To export the selected part of the map to the GeoJSON format that Polymaps can read, chose Layer > Save Selection as vector file and GeoJSON as your format. Save! Done!

Filtering the GeoJSON file

We got a our GeoJSON-file. Now there is just one problem: it is huge, 18 MB! But there are a lot of streets here that we don’t need. We want to filter these streets. This will require some programming skills. I turn to Ruby.

This is the structure of an object in the GeoJSON file:

{ "type": "Feature", "properties": { "TYPE": "cycleway", "NAME": "", "ONEWAY": "", "LANES": 0.000000 }, "geometry": { "type": "LineString", "coordinates": [ [ 24.773350, 60.203288 ], [ 24.774540, 60.203008 ], [ 24.777840, 60.202300 ], [ 24.781013, 60.201565 ], [ 24.781098, 60.201546 ], [ 24.782735, 60.201199 ], [ 24.784300, 60.201045 ], [ 24.785846, 60.201085 ], [ 24.787381, 60.201133 ], [ 24.787812, 60.201169 ], [ 24.788101, 60.201207 ], [ 24.797454, 60.201623 ], [ 24.797636, 60.201620 ], [ 24.799625, 60.201405 ], [ 24.801848, 60.201089 ] ] } }

This street does apparently not have a name, but the others do, which means I can extract that streets that I’m interested in based on their name.

In another array I list the streets that I want to be included in the visualization. Like this:

streets = [
'Mannerheimintie',
'Hämeentie',
'Ulvilantie'
# and so on...

I now want to tell the computer to iterate through the GeoJSON file and extract the streets that are included in the streets array. Or in practice I approach it the other way around: I check what streets in the GeoJSON file that are not included in the array and remove them.

This is is the code:

def process(data)
json = JSON.parse(data)

#-- STEP 1. Go through the geojson file and add the index numbers ("i") of the street names that are not found in the array "streets" to a new array ("del")
i = 0
del = []

json["features"].each do |a|

unless $streets.include? a["properties"]["NAME"]

del.push(i)

end
i += 1

end

#-- STEP 2: Iterate through the del array from the back and remove the streets with the corresponding index numbers in the geojson data ---
del.reverse.each do |d|

json["features"].delete_at(d)

end

#-- Open a new json file and save the filtered geojson ---

File.open("hki.json", 'a'){ |f| f.write(JSON.generate(json))}
end

In this case data is the GeoJSON file and $streets the array of the selected streets. And voilà: you got yourself a new GeoJSON file. In my case I managed to shrink it down to 1.6 MB.

The visualization

I now got what I wanted in the beginning: the geographical coordinates for the streets that I want to plot, which means I’m halfway to making my visualization.

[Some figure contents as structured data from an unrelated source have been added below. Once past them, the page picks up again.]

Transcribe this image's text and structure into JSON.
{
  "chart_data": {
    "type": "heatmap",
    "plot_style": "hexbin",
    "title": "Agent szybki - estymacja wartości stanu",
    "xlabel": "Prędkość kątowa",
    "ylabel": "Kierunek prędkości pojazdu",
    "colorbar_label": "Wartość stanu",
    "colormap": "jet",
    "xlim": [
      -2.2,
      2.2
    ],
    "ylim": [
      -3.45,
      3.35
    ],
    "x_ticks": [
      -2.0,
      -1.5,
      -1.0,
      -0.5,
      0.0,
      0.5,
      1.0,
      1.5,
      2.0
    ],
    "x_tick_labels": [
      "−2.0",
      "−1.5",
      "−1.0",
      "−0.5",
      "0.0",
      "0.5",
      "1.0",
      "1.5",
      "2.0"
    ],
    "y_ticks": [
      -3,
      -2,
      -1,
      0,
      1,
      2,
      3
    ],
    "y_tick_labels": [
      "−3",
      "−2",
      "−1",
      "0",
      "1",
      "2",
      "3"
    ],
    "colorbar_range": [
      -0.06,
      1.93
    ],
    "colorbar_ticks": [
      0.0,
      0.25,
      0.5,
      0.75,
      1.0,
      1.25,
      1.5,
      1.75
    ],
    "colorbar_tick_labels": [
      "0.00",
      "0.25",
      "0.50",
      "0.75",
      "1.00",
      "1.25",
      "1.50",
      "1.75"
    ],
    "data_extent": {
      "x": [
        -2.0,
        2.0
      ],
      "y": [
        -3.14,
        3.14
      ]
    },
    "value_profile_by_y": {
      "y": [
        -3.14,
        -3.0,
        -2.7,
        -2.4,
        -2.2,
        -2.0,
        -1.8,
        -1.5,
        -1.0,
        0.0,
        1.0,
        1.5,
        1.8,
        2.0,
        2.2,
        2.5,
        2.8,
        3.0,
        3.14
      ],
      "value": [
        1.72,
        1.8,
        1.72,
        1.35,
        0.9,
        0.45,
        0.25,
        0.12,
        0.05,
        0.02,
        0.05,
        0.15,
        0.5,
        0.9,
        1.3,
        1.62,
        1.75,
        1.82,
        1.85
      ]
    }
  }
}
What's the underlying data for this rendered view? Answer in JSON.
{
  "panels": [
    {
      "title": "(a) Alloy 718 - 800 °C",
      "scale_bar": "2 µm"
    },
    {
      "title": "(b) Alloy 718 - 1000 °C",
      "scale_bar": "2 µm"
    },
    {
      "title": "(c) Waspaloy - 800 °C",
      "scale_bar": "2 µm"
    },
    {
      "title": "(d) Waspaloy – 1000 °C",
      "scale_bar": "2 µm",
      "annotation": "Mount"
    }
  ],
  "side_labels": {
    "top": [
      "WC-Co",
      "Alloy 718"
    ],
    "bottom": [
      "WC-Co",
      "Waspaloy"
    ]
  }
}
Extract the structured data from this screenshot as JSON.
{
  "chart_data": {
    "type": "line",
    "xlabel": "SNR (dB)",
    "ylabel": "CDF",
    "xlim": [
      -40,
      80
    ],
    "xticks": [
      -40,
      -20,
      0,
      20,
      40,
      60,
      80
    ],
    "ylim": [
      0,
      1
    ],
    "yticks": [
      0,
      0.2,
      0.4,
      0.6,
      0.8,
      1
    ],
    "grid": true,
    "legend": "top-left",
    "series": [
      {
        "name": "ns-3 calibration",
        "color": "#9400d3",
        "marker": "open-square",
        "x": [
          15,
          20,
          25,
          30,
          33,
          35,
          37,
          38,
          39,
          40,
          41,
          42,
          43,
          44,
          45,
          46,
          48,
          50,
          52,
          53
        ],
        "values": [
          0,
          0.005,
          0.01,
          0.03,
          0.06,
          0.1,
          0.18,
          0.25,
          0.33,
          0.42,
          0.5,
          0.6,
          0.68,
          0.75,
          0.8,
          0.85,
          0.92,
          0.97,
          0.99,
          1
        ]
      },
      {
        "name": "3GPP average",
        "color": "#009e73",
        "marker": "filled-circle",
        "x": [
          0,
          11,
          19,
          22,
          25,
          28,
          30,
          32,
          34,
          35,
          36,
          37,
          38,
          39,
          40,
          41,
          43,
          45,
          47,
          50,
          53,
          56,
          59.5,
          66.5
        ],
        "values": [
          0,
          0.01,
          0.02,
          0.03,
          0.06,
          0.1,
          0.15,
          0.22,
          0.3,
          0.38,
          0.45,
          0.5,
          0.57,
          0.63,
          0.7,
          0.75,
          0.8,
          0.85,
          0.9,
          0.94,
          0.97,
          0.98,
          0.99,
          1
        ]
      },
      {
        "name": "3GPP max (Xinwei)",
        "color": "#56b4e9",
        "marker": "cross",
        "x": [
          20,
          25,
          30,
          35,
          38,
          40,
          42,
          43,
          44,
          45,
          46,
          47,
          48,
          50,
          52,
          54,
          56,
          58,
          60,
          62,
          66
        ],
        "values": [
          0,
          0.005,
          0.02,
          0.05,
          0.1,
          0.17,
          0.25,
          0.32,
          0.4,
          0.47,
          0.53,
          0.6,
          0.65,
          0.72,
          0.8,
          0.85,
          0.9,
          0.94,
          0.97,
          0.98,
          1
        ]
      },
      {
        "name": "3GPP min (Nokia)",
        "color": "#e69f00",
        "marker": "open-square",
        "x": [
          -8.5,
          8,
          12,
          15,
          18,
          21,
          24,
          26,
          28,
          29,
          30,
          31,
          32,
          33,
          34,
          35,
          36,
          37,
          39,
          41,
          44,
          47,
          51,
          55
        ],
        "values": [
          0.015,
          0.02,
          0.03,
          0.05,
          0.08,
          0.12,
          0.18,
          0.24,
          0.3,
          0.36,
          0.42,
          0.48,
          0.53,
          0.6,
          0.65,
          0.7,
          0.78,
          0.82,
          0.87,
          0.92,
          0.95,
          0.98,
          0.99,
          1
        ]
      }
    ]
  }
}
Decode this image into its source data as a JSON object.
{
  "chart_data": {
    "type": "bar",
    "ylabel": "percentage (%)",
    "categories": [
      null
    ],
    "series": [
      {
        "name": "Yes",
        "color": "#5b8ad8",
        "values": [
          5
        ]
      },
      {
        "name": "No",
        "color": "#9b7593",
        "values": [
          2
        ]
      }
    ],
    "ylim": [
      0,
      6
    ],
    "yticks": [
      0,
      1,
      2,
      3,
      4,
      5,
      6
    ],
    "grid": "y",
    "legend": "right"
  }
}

I won’t go in to details on how the actual visualization was put together. The short version is that I used this pavement quality example as base script and made some small modifications. The price data is then picked from a separate file. This is the result, the housing prices in Helsinki, street by street:

Open the full map in new window.

Not too shabby, right? I managed to sell this visualization to Hufvudstadsbladet which now runs it on their website.